Treasures in the Trash
Documents from the Cairo Genizah provided a wealth of information about 1200 years of Jewish life in that region and have kept scholars busy for over a century. Piled together were bills of sale, wedding documents, sacred texts and scandalous stories.
We will look at some of these unique pieces of our past and learn what items require being “hidden” and then eventually buried.
Burial of Sacred Texts and Religious Articles
Synagogues periodically clear out their genizot by burying their contents in a Jewish cemetery as a sign of reverence and respect for the material. Temple Israel will be burying a large quantity of such genizah material in our cemetery in September. Should you have sacred texts or religious articles for inclusion please bring them to the Temple Israel office by Monday, September 16. If you are uncertain if an item requires burial, please contact Rabbi Eligberg, (518) 438-7858, ext 115 or firstname.lastname@example.org. To learn more about genizah see the following: Hidden Names, Hidden Treasures.
Every synagogue has one. A genizah, a corner, a closet, a room, used for the temporary storage of worn-out Hebrew-language books and papers on religious topics prior to proper cemetery burial. The word genizah comes from the Hebrew root g-n-z, "to hide" or "to put away” and as noun is best translated as an "archive" or a "repository".
This practice emerged from the Talmudic stipulation1 that all sacred writings (scrolls of Torah, Prophets, and Writings) should be preserved in a place where they cannot be destroyed. Maimonides, in his legal code, ruled that holy books, such as volumes of Talmud and Midrash, should be retired to the genizah as well, even those which do not contain God’s name.2
The contents of genizot have not been limited to exclusively religious materials as it was commonplace for legal contracts and personal letters to open with an invocation of God utilizing one of the "names"3 of God. Worn-out siddurim, tallitot, tefillin, ritual objects such as Torah mantles and ark curtains, as well as writings in other Jewish languages that use the Hebrew alphabet, routinely find their way into genizot around the world along with material that is purely secular in nature but Jewish in content.

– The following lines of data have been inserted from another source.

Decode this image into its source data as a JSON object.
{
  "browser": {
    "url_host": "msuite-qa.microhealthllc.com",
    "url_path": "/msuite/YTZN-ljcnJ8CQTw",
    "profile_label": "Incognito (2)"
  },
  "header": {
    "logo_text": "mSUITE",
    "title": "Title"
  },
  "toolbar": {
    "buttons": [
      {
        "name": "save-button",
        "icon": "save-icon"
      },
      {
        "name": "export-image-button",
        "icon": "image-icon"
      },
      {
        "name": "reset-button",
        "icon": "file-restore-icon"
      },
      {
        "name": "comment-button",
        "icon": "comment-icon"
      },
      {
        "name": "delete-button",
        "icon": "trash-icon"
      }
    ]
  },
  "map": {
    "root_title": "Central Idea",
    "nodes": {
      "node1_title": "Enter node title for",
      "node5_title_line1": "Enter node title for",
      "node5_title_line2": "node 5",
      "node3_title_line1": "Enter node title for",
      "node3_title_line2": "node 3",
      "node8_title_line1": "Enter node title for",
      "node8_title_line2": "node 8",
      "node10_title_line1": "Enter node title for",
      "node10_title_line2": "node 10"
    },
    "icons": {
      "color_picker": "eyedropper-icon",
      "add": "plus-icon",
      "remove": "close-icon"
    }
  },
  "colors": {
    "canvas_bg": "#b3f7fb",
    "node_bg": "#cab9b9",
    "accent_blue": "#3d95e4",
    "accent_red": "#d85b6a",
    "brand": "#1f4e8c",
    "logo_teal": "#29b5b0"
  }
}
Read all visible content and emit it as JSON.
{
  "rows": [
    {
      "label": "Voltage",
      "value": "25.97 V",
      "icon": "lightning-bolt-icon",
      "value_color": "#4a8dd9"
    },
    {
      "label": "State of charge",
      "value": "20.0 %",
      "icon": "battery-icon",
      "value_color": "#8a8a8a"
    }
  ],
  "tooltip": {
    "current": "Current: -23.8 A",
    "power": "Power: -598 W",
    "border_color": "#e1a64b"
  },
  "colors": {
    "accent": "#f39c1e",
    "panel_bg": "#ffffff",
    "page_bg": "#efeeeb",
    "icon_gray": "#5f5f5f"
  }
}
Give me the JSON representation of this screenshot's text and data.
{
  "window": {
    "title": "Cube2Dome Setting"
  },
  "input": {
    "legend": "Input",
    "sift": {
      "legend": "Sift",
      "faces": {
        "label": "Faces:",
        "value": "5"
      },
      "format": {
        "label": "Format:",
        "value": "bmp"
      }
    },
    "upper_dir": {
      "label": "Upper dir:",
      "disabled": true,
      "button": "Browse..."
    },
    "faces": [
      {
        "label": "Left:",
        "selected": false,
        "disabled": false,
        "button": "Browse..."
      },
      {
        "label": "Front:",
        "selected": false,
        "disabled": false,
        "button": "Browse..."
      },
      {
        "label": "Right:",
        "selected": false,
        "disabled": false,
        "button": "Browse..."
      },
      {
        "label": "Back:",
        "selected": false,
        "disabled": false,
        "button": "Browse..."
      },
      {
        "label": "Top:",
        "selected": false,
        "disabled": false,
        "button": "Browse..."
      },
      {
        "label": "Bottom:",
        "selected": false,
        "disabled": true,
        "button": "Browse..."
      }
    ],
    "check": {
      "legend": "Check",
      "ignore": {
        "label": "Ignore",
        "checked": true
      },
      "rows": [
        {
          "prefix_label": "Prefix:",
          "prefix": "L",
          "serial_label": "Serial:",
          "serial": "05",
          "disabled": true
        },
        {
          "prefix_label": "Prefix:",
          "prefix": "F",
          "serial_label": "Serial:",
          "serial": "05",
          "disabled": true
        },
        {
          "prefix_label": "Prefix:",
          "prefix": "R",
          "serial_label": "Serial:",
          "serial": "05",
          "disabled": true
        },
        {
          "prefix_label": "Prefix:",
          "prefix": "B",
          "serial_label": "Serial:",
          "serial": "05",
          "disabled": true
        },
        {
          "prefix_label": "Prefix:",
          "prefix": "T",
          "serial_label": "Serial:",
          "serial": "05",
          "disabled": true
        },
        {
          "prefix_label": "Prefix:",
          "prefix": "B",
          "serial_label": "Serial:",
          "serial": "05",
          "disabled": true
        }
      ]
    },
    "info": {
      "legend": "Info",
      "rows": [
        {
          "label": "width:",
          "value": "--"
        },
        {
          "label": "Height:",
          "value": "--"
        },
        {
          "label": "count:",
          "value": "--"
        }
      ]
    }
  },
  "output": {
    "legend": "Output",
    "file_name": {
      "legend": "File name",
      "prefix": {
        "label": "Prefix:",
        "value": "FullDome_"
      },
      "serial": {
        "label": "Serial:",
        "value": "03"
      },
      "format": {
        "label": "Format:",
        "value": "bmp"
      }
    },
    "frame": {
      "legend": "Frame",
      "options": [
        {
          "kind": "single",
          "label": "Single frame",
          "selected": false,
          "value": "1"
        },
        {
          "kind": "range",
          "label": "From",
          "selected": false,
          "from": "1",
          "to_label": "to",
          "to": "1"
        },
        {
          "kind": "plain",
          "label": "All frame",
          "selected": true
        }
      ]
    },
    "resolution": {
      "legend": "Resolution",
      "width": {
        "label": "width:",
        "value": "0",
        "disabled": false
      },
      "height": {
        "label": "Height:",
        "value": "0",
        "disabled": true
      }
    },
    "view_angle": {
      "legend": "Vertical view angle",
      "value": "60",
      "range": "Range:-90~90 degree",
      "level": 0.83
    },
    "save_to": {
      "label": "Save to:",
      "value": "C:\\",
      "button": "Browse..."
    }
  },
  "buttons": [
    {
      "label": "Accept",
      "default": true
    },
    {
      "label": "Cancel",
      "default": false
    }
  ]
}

The most famous genizah was found in a room attached to the Ben Ezra Synagogue in Old Cairo. The genizah contained over 280,000 documents, fragments of documents and ritual objects dating from 870CE until the 19th century. Documents found included commentaries and letters written by Maimonides and previously unknown poetry by Rabbi Yehudah Halevi.
Solomon Schechter, a lecturer at Cambridge University, was amongst the first to study these materials which were remarkably important for reconstructing the religious, social and economic history of Jews, especially in the Middle Ages. In the 1890s, Schechter convinced synagogue officials to allow him to transfer most of the contents of the Cairo Genizah to Cambridge.
Today, most of the works from the genizah can be found at the Cambridge University Library, and at the Jewish Theological Seminary, where they continue to be restored, translated, and studied. The Friedberg Genizah Project is digitizing the entire corpus of manuscripts so that it can be made available for study and research by scholars throughout the world.
2Mishneh Torah, Hilchot Yesodei HaTorah 6:8
3During the Middle Ages, documents, papers, even scraps with Hebrew writing, were relegated to a genizah and were called shemot "names," because their presumed sanctity and claim for preservation depended on their containing, or presumed containing of the divine name.